Ghez and Reinhard Genzel of Germany provided conclusive evidence of the supermassive black hole in the center of the Milky Way galaxy.
Roger Penrose of Britain was also recognized for his theoretical work showing black holes were the consequence of Einstein’s general theory of relativity.
Ghez is only the fourth woman to win the Nobel Prize in physics.
“Black holes, because they are so hard to understand, is what makes them so appealing,’’ Ghez, 55, told the Associated Press after winning the prize. “I really think of science as a big, giant puzzle.”
While the three scientists showed the existence of black holes, it wasn't until last year that people could see one for themselves when another science team — including Hawaii scientists —captured the first and only optical image of one.
It looks like a flaming doughnut from hell but is in a galaxy 53 million light-years from Earth.
“We couldn’t be more elated for Andrea, who has devoted the entirety of her career to this research — over 25 years — all done at Keck Observatory,” Hilton Lewis, director of the observatory, said in a news release.
Genzel, 68, and Ghez won because “they showed that black holes are not just theory — they're real, they're here, and there's a monster-size black hole in the center of our galaxy, the Milky Way," said Brian Greene, a theoretical physicist and mathematician at Columbia University.
In the 1990s, Genzel and Ghez, leading separate groups of astronomers, trained their sights on the dust-covered center of our Milky Way galaxy, a region called Sagittarius A(asterisk), where something strange was going on. It was “an extremely heavy, invisible object that pulls on the jumble of stars, causing them to rush around at dizzying speeds,” according to the Nobel Committee.
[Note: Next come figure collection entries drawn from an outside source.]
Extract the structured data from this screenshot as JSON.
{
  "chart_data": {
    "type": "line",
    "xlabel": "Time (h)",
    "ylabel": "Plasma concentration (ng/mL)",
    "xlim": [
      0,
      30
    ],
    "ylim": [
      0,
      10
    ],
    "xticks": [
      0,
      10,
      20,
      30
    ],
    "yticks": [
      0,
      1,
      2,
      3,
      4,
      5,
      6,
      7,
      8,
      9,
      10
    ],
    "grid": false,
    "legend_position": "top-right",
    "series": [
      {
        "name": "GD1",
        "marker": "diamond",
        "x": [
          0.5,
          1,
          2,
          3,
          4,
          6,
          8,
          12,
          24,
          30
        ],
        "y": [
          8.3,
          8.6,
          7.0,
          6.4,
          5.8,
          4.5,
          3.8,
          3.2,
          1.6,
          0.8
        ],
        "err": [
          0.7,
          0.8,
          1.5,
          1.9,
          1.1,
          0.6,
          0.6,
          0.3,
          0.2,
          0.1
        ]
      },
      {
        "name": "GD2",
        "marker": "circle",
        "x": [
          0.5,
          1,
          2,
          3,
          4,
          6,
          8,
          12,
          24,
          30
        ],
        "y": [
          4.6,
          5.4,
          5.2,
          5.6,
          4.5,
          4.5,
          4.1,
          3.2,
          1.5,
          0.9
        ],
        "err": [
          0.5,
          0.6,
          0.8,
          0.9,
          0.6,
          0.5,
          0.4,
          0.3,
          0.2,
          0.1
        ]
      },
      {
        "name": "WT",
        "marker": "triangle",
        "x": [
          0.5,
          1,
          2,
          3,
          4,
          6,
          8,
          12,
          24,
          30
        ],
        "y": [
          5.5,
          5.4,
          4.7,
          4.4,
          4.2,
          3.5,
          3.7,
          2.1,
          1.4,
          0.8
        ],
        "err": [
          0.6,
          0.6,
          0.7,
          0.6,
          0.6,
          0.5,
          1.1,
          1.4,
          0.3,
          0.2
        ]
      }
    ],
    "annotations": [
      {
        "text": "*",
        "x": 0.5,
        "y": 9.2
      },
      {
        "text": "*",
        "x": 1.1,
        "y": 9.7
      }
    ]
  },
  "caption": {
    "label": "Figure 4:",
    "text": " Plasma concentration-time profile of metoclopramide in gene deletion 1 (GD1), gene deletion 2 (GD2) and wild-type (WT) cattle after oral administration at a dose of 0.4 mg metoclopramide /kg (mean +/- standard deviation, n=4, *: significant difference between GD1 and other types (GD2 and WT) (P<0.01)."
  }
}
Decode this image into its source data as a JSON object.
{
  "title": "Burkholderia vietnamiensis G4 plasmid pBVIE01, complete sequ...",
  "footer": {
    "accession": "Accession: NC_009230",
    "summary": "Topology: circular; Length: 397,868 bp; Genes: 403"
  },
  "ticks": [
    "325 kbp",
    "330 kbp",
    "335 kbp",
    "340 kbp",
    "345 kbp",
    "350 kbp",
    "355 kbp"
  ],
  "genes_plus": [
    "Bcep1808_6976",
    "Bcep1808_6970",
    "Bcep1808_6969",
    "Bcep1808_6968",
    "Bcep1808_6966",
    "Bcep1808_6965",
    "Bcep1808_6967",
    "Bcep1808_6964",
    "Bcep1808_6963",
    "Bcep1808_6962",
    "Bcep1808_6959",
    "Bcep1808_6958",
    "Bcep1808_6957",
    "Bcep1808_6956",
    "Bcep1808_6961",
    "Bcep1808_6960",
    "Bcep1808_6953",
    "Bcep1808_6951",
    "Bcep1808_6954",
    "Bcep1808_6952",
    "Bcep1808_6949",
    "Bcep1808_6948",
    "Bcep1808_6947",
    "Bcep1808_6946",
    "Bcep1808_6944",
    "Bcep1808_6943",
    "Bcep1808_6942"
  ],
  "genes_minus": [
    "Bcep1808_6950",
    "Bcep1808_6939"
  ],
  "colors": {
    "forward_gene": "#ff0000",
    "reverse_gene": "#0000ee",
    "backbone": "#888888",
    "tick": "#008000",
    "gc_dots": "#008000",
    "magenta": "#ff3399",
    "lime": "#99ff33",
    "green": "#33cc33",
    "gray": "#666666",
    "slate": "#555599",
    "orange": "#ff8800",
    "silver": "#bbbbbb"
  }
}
It was a black hole. Not just an ordinary black hole, but a supermassive one, 4 million times the mass of our sun.
The first image Ghez got was in 1995, using the Keck telescope in Hawaii that had just gone online. A year later, another image seemed to indicate that the stars near the center of the Milky Way were circling something. A third image led Ghez and Genzel to think they were really on to something.
A fierce competition developed between Ghez and Genzel, whose team was using an array of telescopes at the European Southern Observatory in Chile.
“Their rivalry elevated them to greater scientific heights,” said Harvard astronomer Avi Loeb.
Unlike with other achievements honored with Nobels, there is no practical application for these discoveries.
“Is there a practical application to Beethoven's Ninth Symphony?" Columbia's Greene asked. "But its existence, this type of spectacular knowledge, is part of what gives life meaning.”
The Nobel comes with a gold medal and 10 million kronor (more than $1.1 million), courtesy of a bequest left 124 years ago by the prize's creator, Alfred Nobel, the inventor of dynamite.